I am often asked why I chose to study geography and, for me, the answer is very clear: to learn more about the world in which I live. A vague answer? Yes – but that’s what is so wonderful about the subject of geography: there is no universal definition or conceptualisation of what it is or what it should encompass.
‘Everything has to do with Geography, and Geography has to do with everything’ (Judy Martz) is one of my favourite quotes because, in my opinion, it really sums up the essence of the subject. Throughout my time at King’s I’ve been given the opportunity to study everything from water and development to political ecology, natural hazards, terrorism and public health. I have come away with such an in-depth but wide-ranging knowledge and understanding about so many different aspects of life, which has constantly challenged the way I see the world around me.
Undoubtedly, however, the biggest credit to the subject has been in its ability to transform me into such an inquisitive member of society, who is constantly wanting to probe into why and how different processes take place, and what can be done to change these for the better. As a human geographer, my focus is on understanding the dynamics of cultures, societies and economies and putting this in the context of places in order to recognise the differences across the world.

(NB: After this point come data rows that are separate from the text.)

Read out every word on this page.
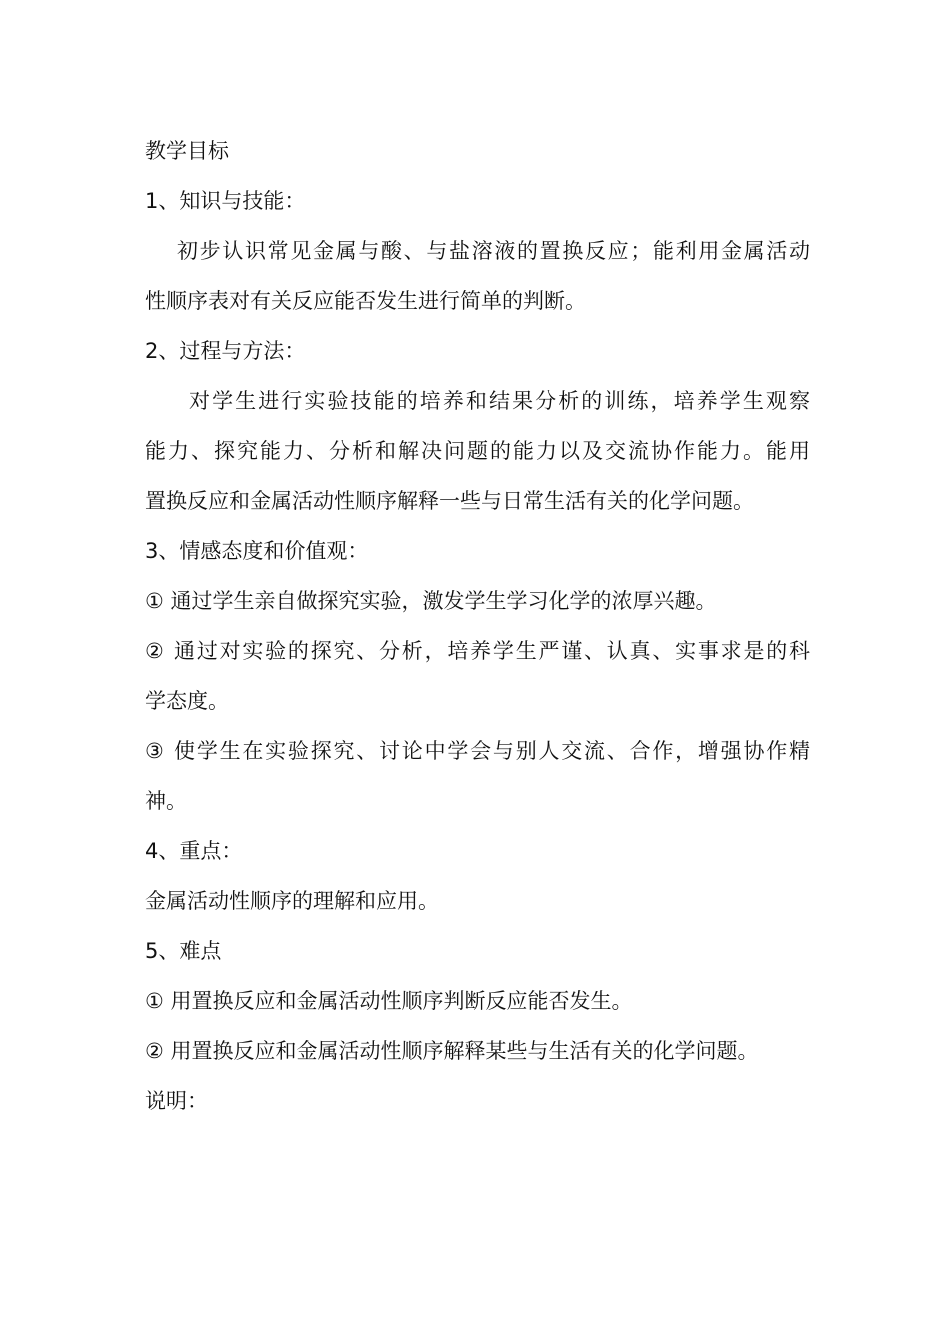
教学目标
1、知识与技能：
初步认识常见金属与酸、与盐溶液的置换反应；能利用金属活动
性顺序表对有关反应能否发生进行简单的判断。
2、过程与方法：
对学生进行实验技能的培养和结果分析的训练，培养学生观察
能力、探究能力、分析和解决问题的能力以及交流协作能力。能用
置换反应和金属活动性顺序解释一些与日常生活有关的化学问题。
3、情感态度和价值观：
① 通过学生亲自做探究实验，激发学生学习化学的浓厚兴趣。
② 通过对实验的探究、分析，培养学生严谨、认真、实事求是的科
学态度。
③ 使学生在实验探究、讨论中学会与别人交流、合作，增强协作精
神。
4、重点：
金属活动性顺序的理解和应用。
5、难点
① 用置换反应和金属活动性顺序判断反应能否发生。
② 用置换反应和金属活动性顺序解释某些与生活有关的化学问题。
说明：
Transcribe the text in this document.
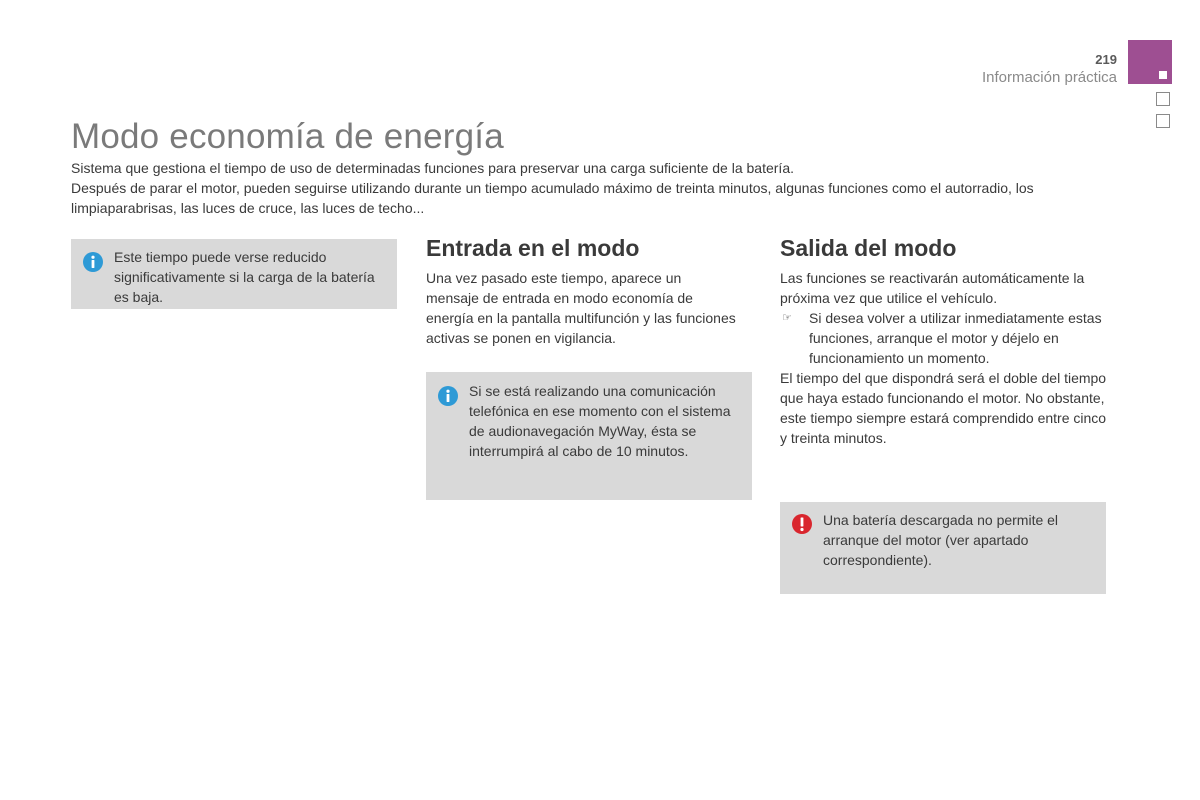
219
Información práctica
Modo economía de energía

Sistema que gestiona el tiempo de uso de determinadas funciones para preservar una carga suficiente de la batería.

Después de parar el motor, pueden seguirse utilizando durante un tiempo acumulado máximo de treinta minutos, algunas funciones como el autorradio, los limpiaparabrisas, las luces de cruce, las luces de techo...

Este tiempo puede verse reducido significativamente si la carga de la batería es baja.
Entrada en el modo
Una vez pasado este tiempo, aparece un mensaje de entrada en modo economía de energía en la pantalla multifunción y las funciones activas se ponen en vigilancia.
Si se está realizando una comunicación telefónica en ese momento con el sistema de audionavegación MyWay, ésta se interrumpirá al cabo de 10 minutos.
Salida del modo

Las funciones se reactivarán automáticamente la próxima vez que utilice el vehículo.

☞	Si desea volver a utilizar inmediatamente estas funciones, arranque el motor y déjelo en funcionamiento un momento.

El tiempo del que dispondrá será el doble del tiempo que haya estado funcionando el motor. No obstante, este tiempo siempre estará comprendido entre cinco y treinta minutos.

Una batería descargada no permite el arranque del motor (ver apartado correspondiente).
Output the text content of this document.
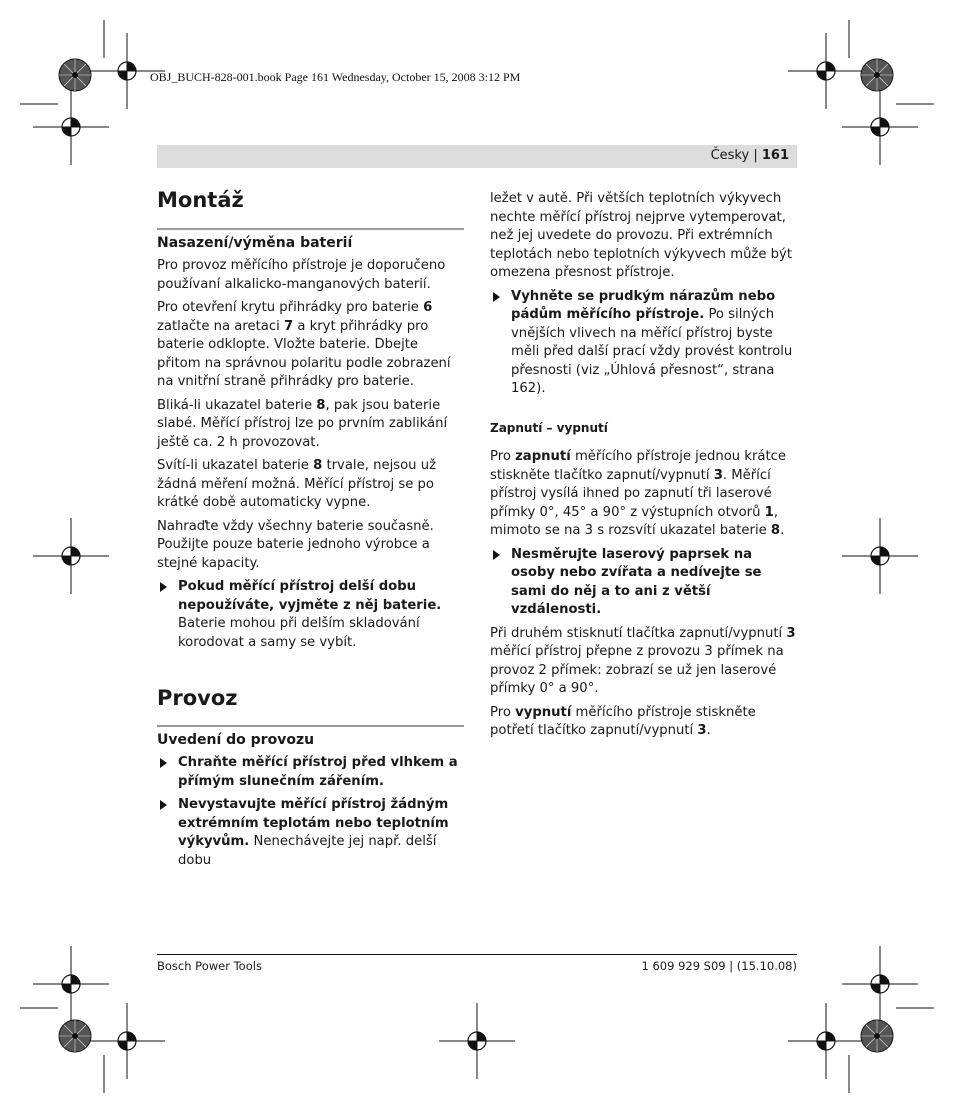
OBJ_BUCH-828-001.book Page 161 Wednesday, October 15, 2008 3:12 PM
Česky | 161
Montáž
Nasazení/výměna baterií

Pro provoz měřícího přístroje je doporučeno používaní alkalicko-manganových baterií.

Pro otevření krytu přihrádky pro baterie 6 zatlačte na aretaci 7 a kryt přihrádky pro baterie odklopte. Vložte baterie. Dbejte přitom na správnou polaritu podle zobrazení na vnitřní straně přihrádky pro baterie.

Bliká-li ukazatel baterie 8, pak jsou baterie slabé. Měřící přístroj lze po prvním zablikání ještě ca. 2 h provozovat.

Svítí-li ukazatel baterie 8 trvale, nejsou už žádná měření možná. Měřící přístroj se po krátké době automaticky vypne.

Nahraďte vždy všechny baterie současně. Použijte pouze baterie jednoho výrobce a stejné kapacity.

Pokud měřící přístroj delší dobu nepoužíváte, vyjměte z něj baterie. Baterie mohou při delším skladování korodovat a samy se vybít.
Provoz
Uvedení do provozu
Chraňte měřící přístroj před vlhkem a přímým slunečním zářením.
Nevystavujte měřící přístroj žádným extrémním teplotám nebo teplotním výkyvům. Nenechávejte jej např. delší dobu

ležet v autě. Při větších teplotních výkyvech nechte měřící přístroj nejprve vytemperovat, než jej uvedete do provozu. Při extrémních teplotách nebo teplotních výkyvech může být omezena přesnost přístroje.

Vyhněte se prudkým nárazům nebo pádům měřícího přístroje. Po silných vnějších vlivech na měřící přístroj byste měli před další prací vždy provést kontrolu přesnosti (viz „Úhlová přesnost“, strana 162).
Zapnutí – vypnutí

Pro zapnutí měřícího přístroje jednou krátce stiskněte tlačítko zapnutí/vypnutí 3. Měřící přístroj vysílá ihned po zapnutí tři laserové přímky 0°, 45° a 90° z výstupních otvorů 1, mimoto se na 3 s rozsvítí ukazatel baterie 8.

Nesměrujte laserový paprsek na osoby nebo zvířata a nedívejte se sami do něj a to ani z větší vzdálenosti.

Při druhém stisknutí tlačítka zapnutí/vypnutí 3 měřící přístroj přepne z provozu 3 přímek na provoz 2 přímek: zobrazí se už jen laserové přímky 0° a 90°.

Pro vypnutí měřícího přístroje stiskněte potřetí tlačítko zapnutí/vypnutí 3.

Bosch Power Tools	1 609 929 S09 | (15.10.08)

The relevance of the subject is like no other – it changes by the minute, adapting to the dynamic world with which it is concerned. So many of the world’s current issues – at a global scale and locally – boil down to geography, and require the inquisitive and problem-solving nature of the discipline in order to help solve them. Without an understanding of the world around us – the people, processes, systems and structures involved – key issues cannot be addressed. Said best by Michael Palin: ‘Geography is a subject which holds the key to our future’ – and after three years of studying it, I couldn’t agree more!
Geography is, in the broadest sense, an education for life and for living. The knowledge that you can expect to gain through studying it – whether achieved through formal teaching or experientially through travel and fieldwork – will undoubtedly help shape you into a more socially and environmentally sensitive, informed and responsible citizen. As a result, the career options after completing the degree are endless, and the skills learnt throughout the degree are hugely transferable and incredibly in-demand.
With the rate in which our world’s environment and society are changing, combined with the growing interest and attention on issues such as climate change, development and social cohesion, there really has never been a better or more important time to study geography. It is one of the most relevant courses you can choose to study and undeniably helps to stimulate your interest in and wonder about places, people and the environment.